Louise vit qu’elle sanglotait ; elle alla vers elle, l’embrassa, lui prit la main et s’assit auprès d’elle.

« Racontez-moi, pour finir, comment votre père vous a quittée, Sissy. Puisque je vous en ai tant demandé, je puis bien vous adresser cette dernière question. Tous les torts, s’il y en a, seront pour moi et non pour vous.

– Chère mademoiselle Louise, dit Sissy en se couvrant les yeux et toujours sanglotant ; je suis rentrée de l’école cette après-midi-là, et j’ai trouvé pauvre père qui venait aussi de rentrer du cirque. Il se balançait sur sa chaise devant le feu, comme s’il était souffrant. Et je lui demandai : « T’es-tu fait mal, père ? (ça lui arrivait quelquefois comme aux autres), et il répondit : « Un peu, chérie. » Et quand je vins à me pencher et à regarder son visage, je vis qu’il pleurait. Plus je lui parlais, plus il se cachait le visage ; et d’abord il trembla de tous ses membres et ne dit rien que : « Ma chérie ! et mon amour ! »

Au même instant, Tom arriva en flânant, et contempla les deux jeunes filles avec un sang-froid qui dénotait que sa propre personne avait seule le privilège de l’intéresser, et qu’il ne faisait pas grand abus de ce privilège pour le quart d’heure.

« Je suis en train d’adresser quelques questions à Sissy, Tom, dit sa sœur, tu n’as pas besoin de t’en aller ; seulement laisse-nous causer encore une minute ou deux, mon cher Tom.

– Oh ! très-bien ! répliqua Tom.

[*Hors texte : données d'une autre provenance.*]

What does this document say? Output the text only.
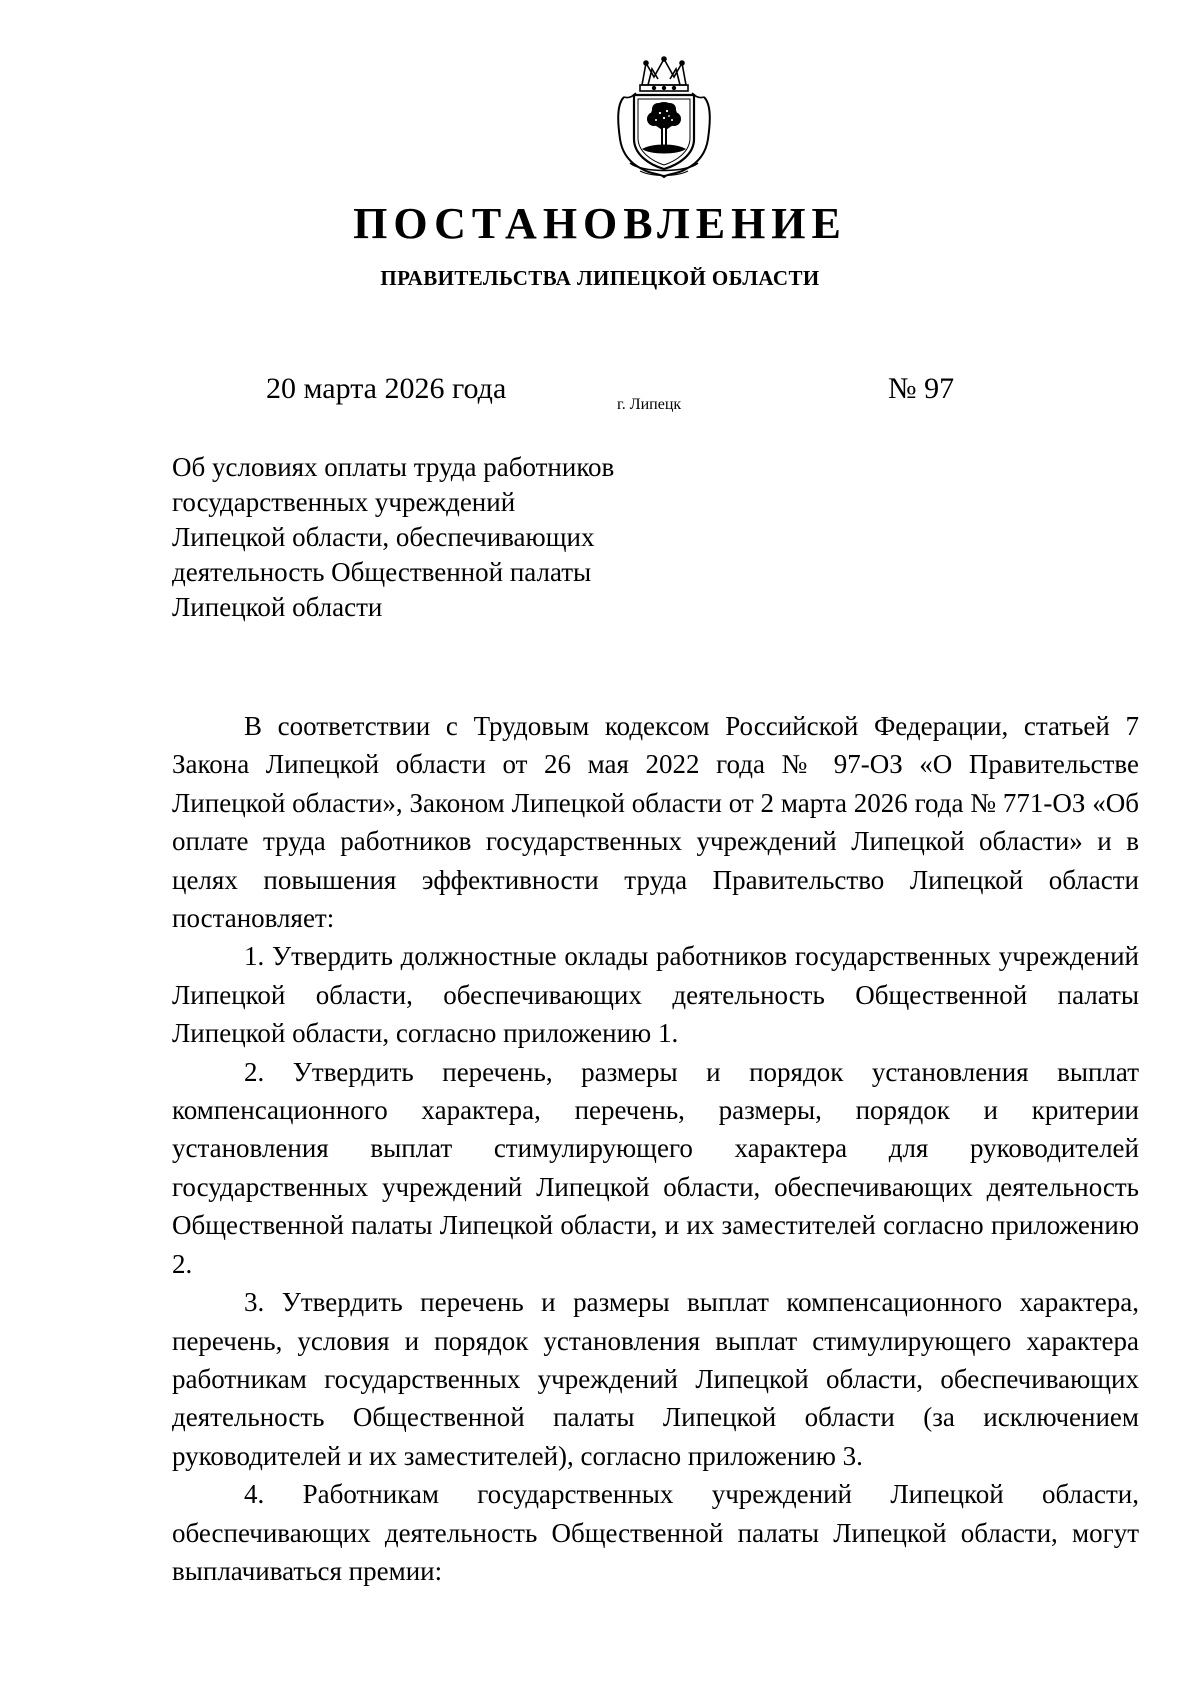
ПОСТАНОВЛЕНИЕ
ПРАВИТЕЛЬСТВА ЛИПЕЦКОЙ ОБЛАСТИ
20 марта 2026 года	г. Липецк	№ 97
Об условиях оплаты труда работников
государственных учреждений
Липецкой области, обеспечивающих
деятельность Общественной палаты
Липецкой области

В соответствии с Трудовым кодексом Российской Федерации, статьей 7 Закона Липецкой области от 26 мая 2022 года № 97-ОЗ «О Правительстве Липецкой области», Законом Липецкой области от 2 марта 2026 года № 771-ОЗ «Об оплате труда работников государственных учреждений Липецкой области» и в целях повышения эффективности труда Правительство Липецкой области постановляет:

1. Утвердить должностные оклады работников государственных учреждений Липецкой области, обеспечивающих деятельность Общественной палаты Липецкой области, согласно приложению 1.

2. Утвердить перечень, размеры и порядок установления выплат компенсационного характера, перечень, размеры, порядок и критерии установления выплат стимулирующего характера для руководителей государственных учреждений Липецкой области, обеспечивающих деятельность Общественной палаты Липецкой области, и их заместителей согласно приложению 2.

3. Утвердить перечень и размеры выплат компенсационного характера, перечень, условия и порядок установления выплат стимулирующего характера работникам государственных учреждений Липецкой области, обеспечивающих деятельность Общественной палаты Липецкой области (за исключением руководителей и их заместителей), согласно приложению 3.

4. Работникам государственных учреждений Липецкой области, обеспечивающих деятельность Общественной палаты Липецкой области, могут выплачиваться премии:
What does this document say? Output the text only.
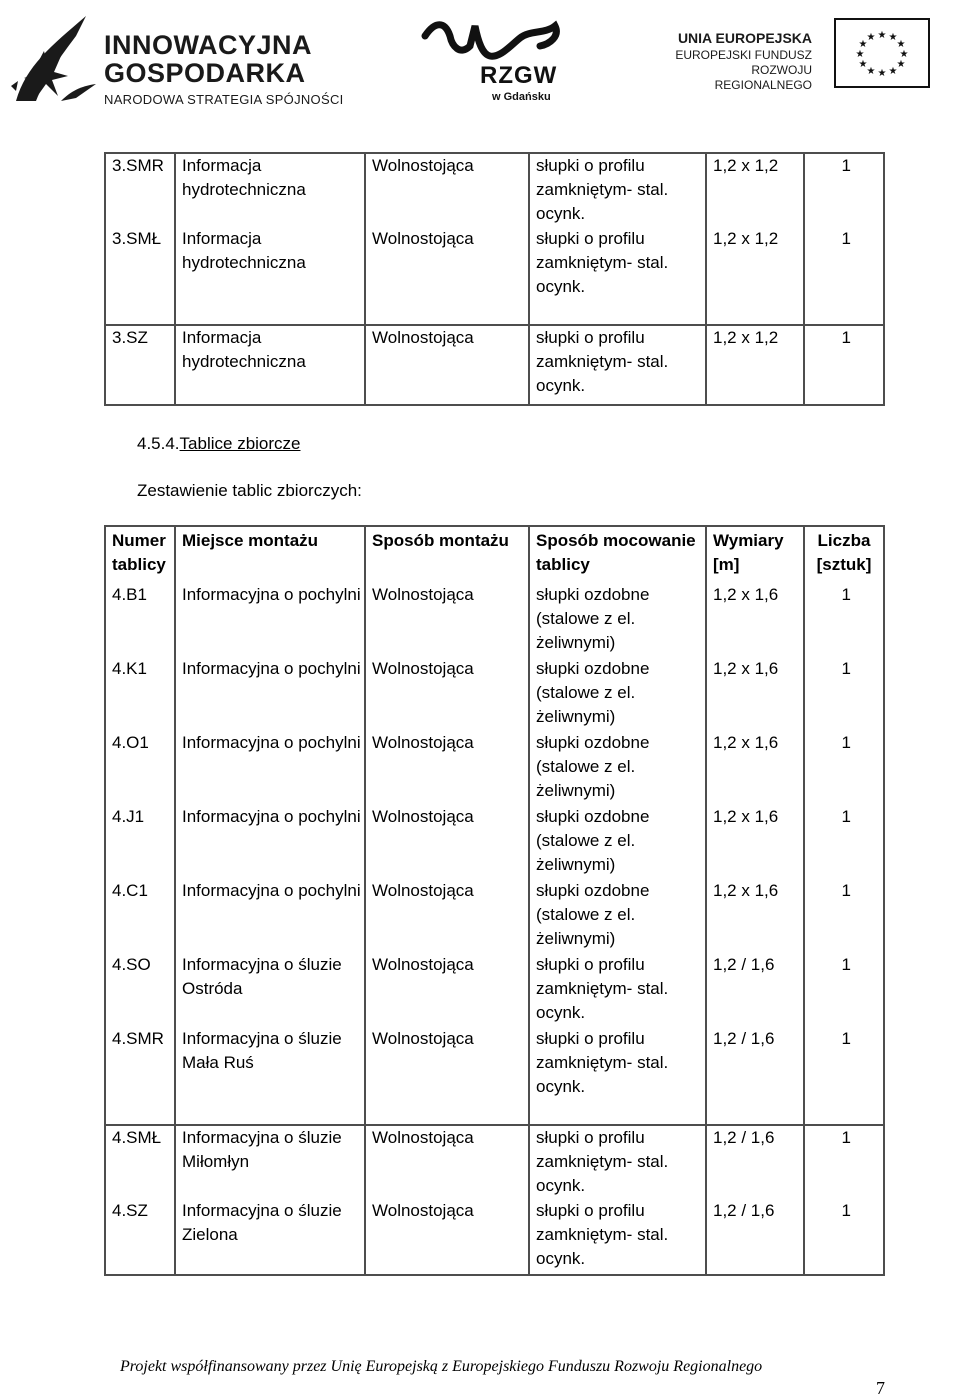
INNOWACYJNA
GOSPODARKA
NARODOWA STRATEGIA SPÓJNOŚCI
RZGW
w Gdańsku
UNIA EUROPEJSKA
EUROPEJSKI FUNDUSZ
ROZWOJU REGIONALNEGO
★ ★
★
★
★
★
★
★
★
★
★
★
3.SMR	Informacja hydrotechniczna	Wolnostojąca	słupki o profilu zamkniętym- stal. ocynk.	1,2 x 1,2	1
3.SMŁ	Informacja hydrotechniczna	Wolnostojąca	słupki o profilu zamkniętym- stal. ocynk.	1,2 x 1,2	1
3.SZ	Informacja hydrotechniczna	Wolnostojąca	słupki o profilu zamkniętym- stal. ocynk.	1,2 x 1,2	1
4.5.4.Tablice zbiorcze
Zestawienie tablic zbiorczych:
Numer tablicy	Miejsce montażu	Sposób montażu	Sposób mocowanie tablicy	Wymiary [m]	Liczba [sztuk]
4.B1	Informacyjna o pochylni	Wolnostojąca	słupki ozdobne (stalowe z el. żeliwnymi)	1,2 x 1,6	1
4.K1	Informacyjna o pochylni	Wolnostojąca	słupki ozdobne (stalowe z el. żeliwnymi)	1,2 x 1,6	1
4.O1	Informacyjna o pochylni	Wolnostojąca	słupki ozdobne (stalowe z el. żeliwnymi)	1,2 x 1,6	1
4.J1	Informacyjna o pochylni	Wolnostojąca	słupki ozdobne (stalowe z el. żeliwnymi)	1,2 x 1,6	1
4.C1	Informacyjna o pochylni	Wolnostojąca	słupki ozdobne (stalowe z el. żeliwnymi)	1,2 x 1,6	1
4.SO	Informacyjna o śluzie Ostróda	Wolnostojąca	słupki o profilu zamkniętym- stal. ocynk.	1,2 / 1,6	1
4.SMR	Informacyjna o śluzie Mała Ruś	Wolnostojąca	słupki o profilu zamkniętym- stal. ocynk.	1,2 / 1,6	1
4.SMŁ	Informacyjna o śluzie Miłomłyn	Wolnostojąca	słupki o profilu zamkniętym- stal. ocynk.	1,2 / 1,6	1
4.SZ	Informacyjna o śluzie Zielona	Wolnostojąca	słupki o profilu zamkniętym- stal. ocynk.	1,2 / 1,6	1
Projekt współfinansowany przez Unię Europejską z Europejskiego Funduszu Rozwoju Regionalnego
7
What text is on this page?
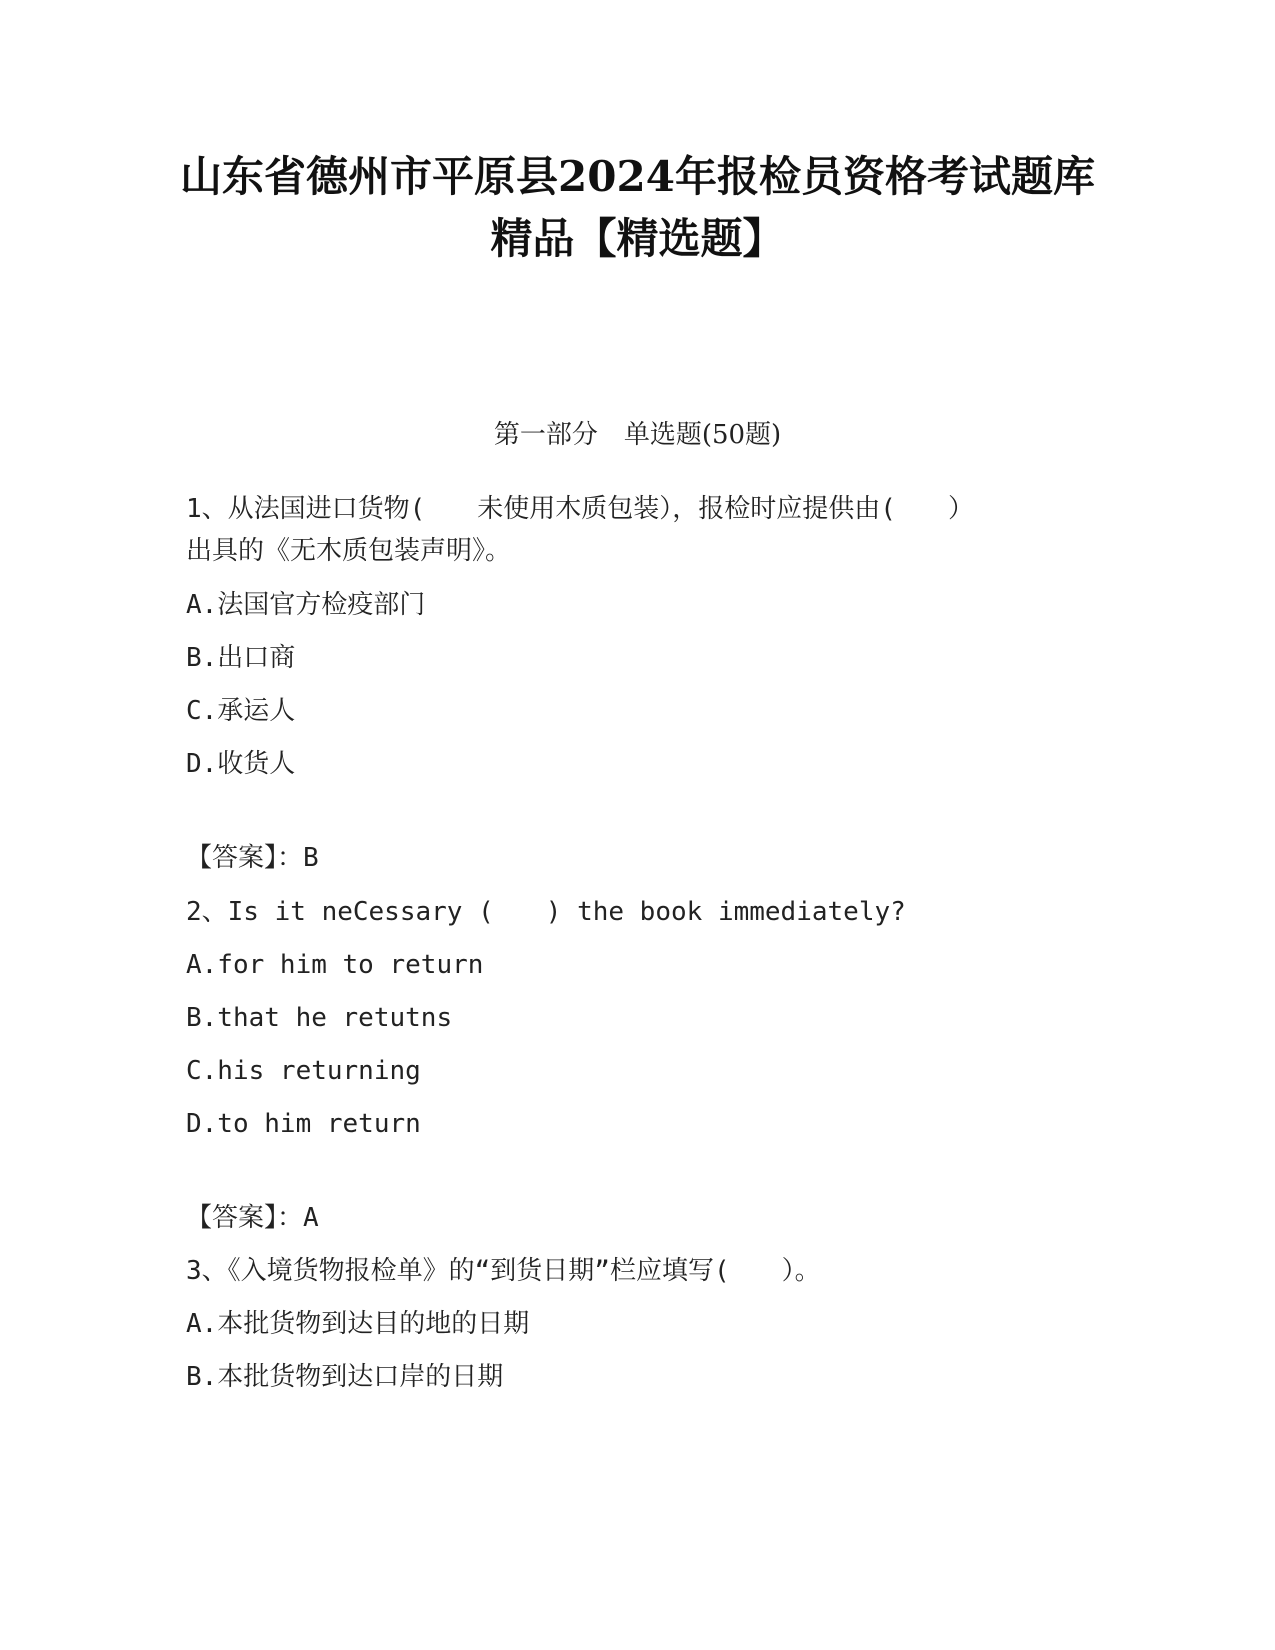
山东省德州市平原县2024年报检员资格考试题库
精品【精选题】
第一部分　单选题(50题)
1、从法国进口货物(　　未使用木质包装），报检时应提供由(　　）
出具的《无木质包装声明》。
A.法国官方检疫部门
B.出口商
C.承运人
D.收货人
【答案】：B
2、Is it neCessary (　　) the book immediately?
A.for him to return
B.that he retutns
C.his returning
D.to him return
【答案】：A
3、《入境货物报检单》的“到货日期”栏应填写(　　）。
A.本批货物到达目的地的日期
B.本批货物到达口岸的日期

Mais le vieux Bounderby est en bas ; et je voulais te demander de descendre au salon, parce que si tu descends, il y a vingt à parier que Bounderby m’invitera à dîner ; et si tu ne descends pas, il n’y a rien à parier du tout.

– Je descendrai dans un instant.

– Je vais t’attendre, dit Tom, pour être sûr que tu n’oublieras pas. »

Sissy reprit en baissant un peu la voix :

« Enfin, pauvre père me dit qu’on n’avait pas été content de lui ce jour-là, que maintenant on n’était plus jamais content de lui ; que c’était une honte et un déshonneur de lui appartenir, et que je me serais beaucoup mieux tirée d’affaire sans lui. Je lui dis toutes les choses affectueuses qui me vinrent au cœur, et petit à petit il se calma. Alors je m’assis à côté de lui et je lui racontai ce qui s’était passé à l’école, tout ce qu’on y avait dit, tout ce qu’on y avait fait. Quand je n’eus plus rien à raconter, il mit ses bras autour de mon cou et m’embrassa à plusieurs reprises. Puis, il me pria d’aller chercher un peu de cette drogue dont il se servait, pour frotter la petite meurtrissure qu’il s’était faite, et de la prendre au bon endroit, qui se trouve à l’autre bout de la ville ; enfin, après m’avoir embrassée encore une fois, il me laissa partir. Quand je fus au bas de l’escalier, je remontai afin de lui tenir compagnie un petit moment de plus, j’entrouvris la porte et je lui dis : « Cher père, faut-il emmener Patte-alerte ? » Père secoua la tête en me disant : « Non, Sissy, non ; ne prends rien avec toi de ce qu’on sait m’avoir appartenu, ma chérie ; » je le laissai assis au coin du feu. C’est bien sûr alors que la pensée lui sera venue, pauvre, pauvre père ! de s’en aller essayer de faire quelque chose pour mon bien ; car, lorsque je suis revenue, il était parti.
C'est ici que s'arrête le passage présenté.